Natural gas is the most prevalent energy source used for electricity generation in the United States. Of the 491 gigawatts (GW) of natural gas-fired electric-generating capacity in the country, more than half (280 GW) are combined-cycle systems that include both steam turbines and combustion turbines. The predominant configuration for combined-cycle systems involves two combustion turbines and one steam turbine (2x1).
Natural gas-fired electric power plants utilize either simple-cycle or combined-cycle energy conversion. Simple-cycle systems consume natural gas in a single conversion system, such as a combustion turbine, boiler with a steam turbine, or internal combustion engine. In these systems, energy from the primary conversion exhaust heat is lost and not sent to another turbine. Combined-cycle systems send combustion turbine exhaust heat to a heat recovery steam generator, pressurizing steam for one or more steam turbines that generate additional electric power.
Combined-cycle systems tend to be more efficient at converting a unit of natural gas (measured in British thermal units [Btu]) to a unit of electricity (kilowatthour [kWh]). Combined-cycle systems have an average operating heat rate of 7,146 Btu/kWh compared with simple-cycle systems, which consume about 10,000 Btu to generate 1 kWh, based on 2020 averages. Because of the efficiency gains, combined-cycle systems generally operate at higher capacity factors than simple-cycle systems. As a result, combined-cycle systems generally serve base and intermediate loads to the grid, while simple-cycle systems generally serve peak load.
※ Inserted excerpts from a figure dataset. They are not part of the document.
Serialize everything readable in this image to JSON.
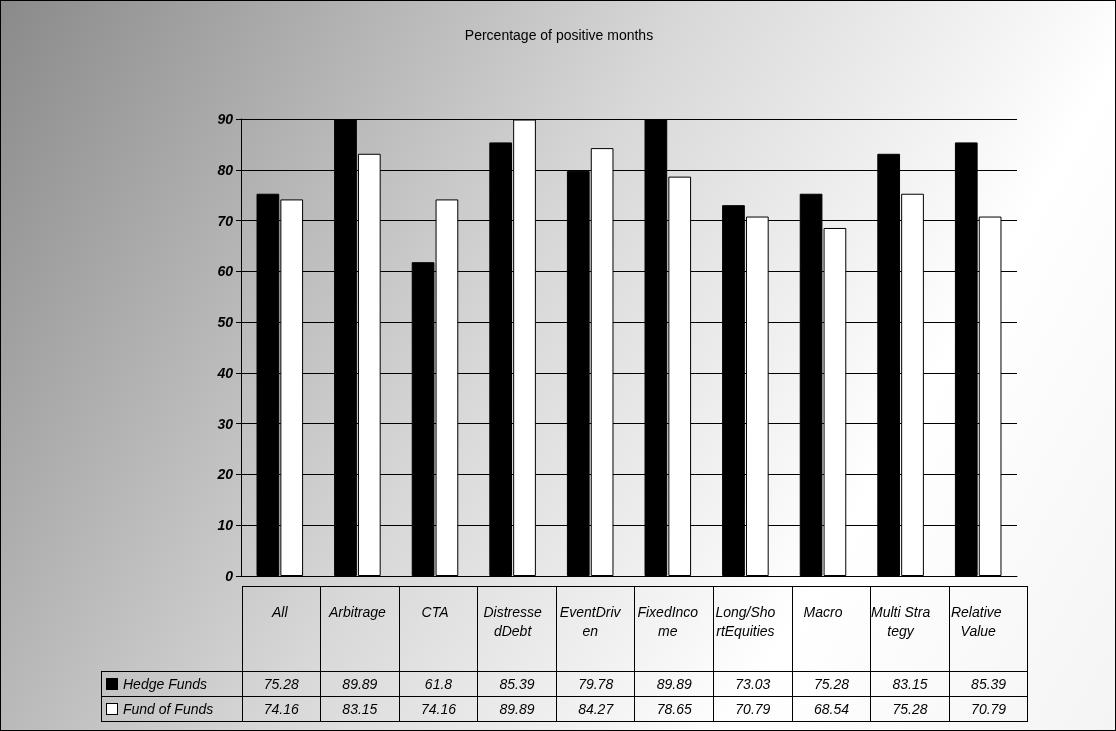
{
  "chart_data": {
    "type": "bar",
    "title": "Percentage of positive months",
    "categories": [
      "All",
      "Arbitrage",
      "CTA",
      "DistressedDebt",
      "EventDriven",
      "FixedIncome",
      "Long/ShortEquities",
      "Macro",
      "Multi Strategy",
      "Relative Value"
    ],
    "series": [
      {
        "name": "Hedge Funds",
        "color": "#000000",
        "values": [
          75.28,
          89.89,
          61.8,
          85.39,
          79.78,
          89.89,
          73.03,
          75.28,
          83.15,
          85.39
        ]
      },
      {
        "name": "Fund of Funds",
        "color": "#ffffff",
        "values": [
          74.16,
          83.15,
          74.16,
          89.89,
          84.27,
          78.65,
          70.79,
          68.54,
          75.28,
          70.79
        ]
      }
    ],
    "ylim": [
      0,
      90
    ],
    "yticks": [
      0,
      10,
      20,
      30,
      40,
      50,
      60,
      70,
      80,
      90
    ],
    "grid": "y",
    "legend": "bottom left",
    "data_labels": true
  }
}
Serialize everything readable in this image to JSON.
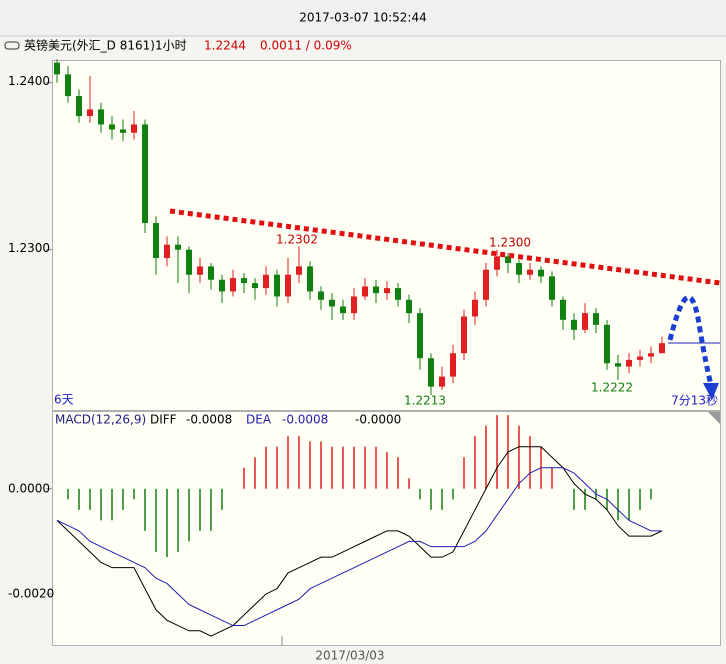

In our Electric Power Annual survey, we collect a unit code identifier to group combined-cycle components into power blocks. Power block configurations vary widely, including configurations such as multiple combustion turbines supporting one or more steam turbines. Most combined-cycle power blocks have combustion and steam turbine components each connected with a generator. However, 13 GW of combined-cycle capacity are single-shaft systems in which both the combustion and steam turbines drive a common generator on one shaft.
In terms of generating capacity, the largest natural gas combined-cycle power plant in the United States is Florida Power & Light’s West County Energy Center. The West County Energy Center consists of three 3x1 power blocks, or a total of 12 combustion and steam turbines. Each of the three power blocks is rated at 1,259 megawatts (MW), giving the plant 3,777 MW of total generating capacity. The West County Energy Center generated 20.3 terawatthours of electricity in 2021; only five nuclear power plants and one coal-fired plant generated more electricity last year.
Combined-cycle power blocks have increased in average capacity since 2015, when a new class of combustion turbines became more common. These newer combustion turbines allow combined-cycle power blocks to have larger capacities and improved efficiencies. The average capacity of a 2x1 power block increased from 500 MW for those built before 2015 to over 700 MW for those built after 2015.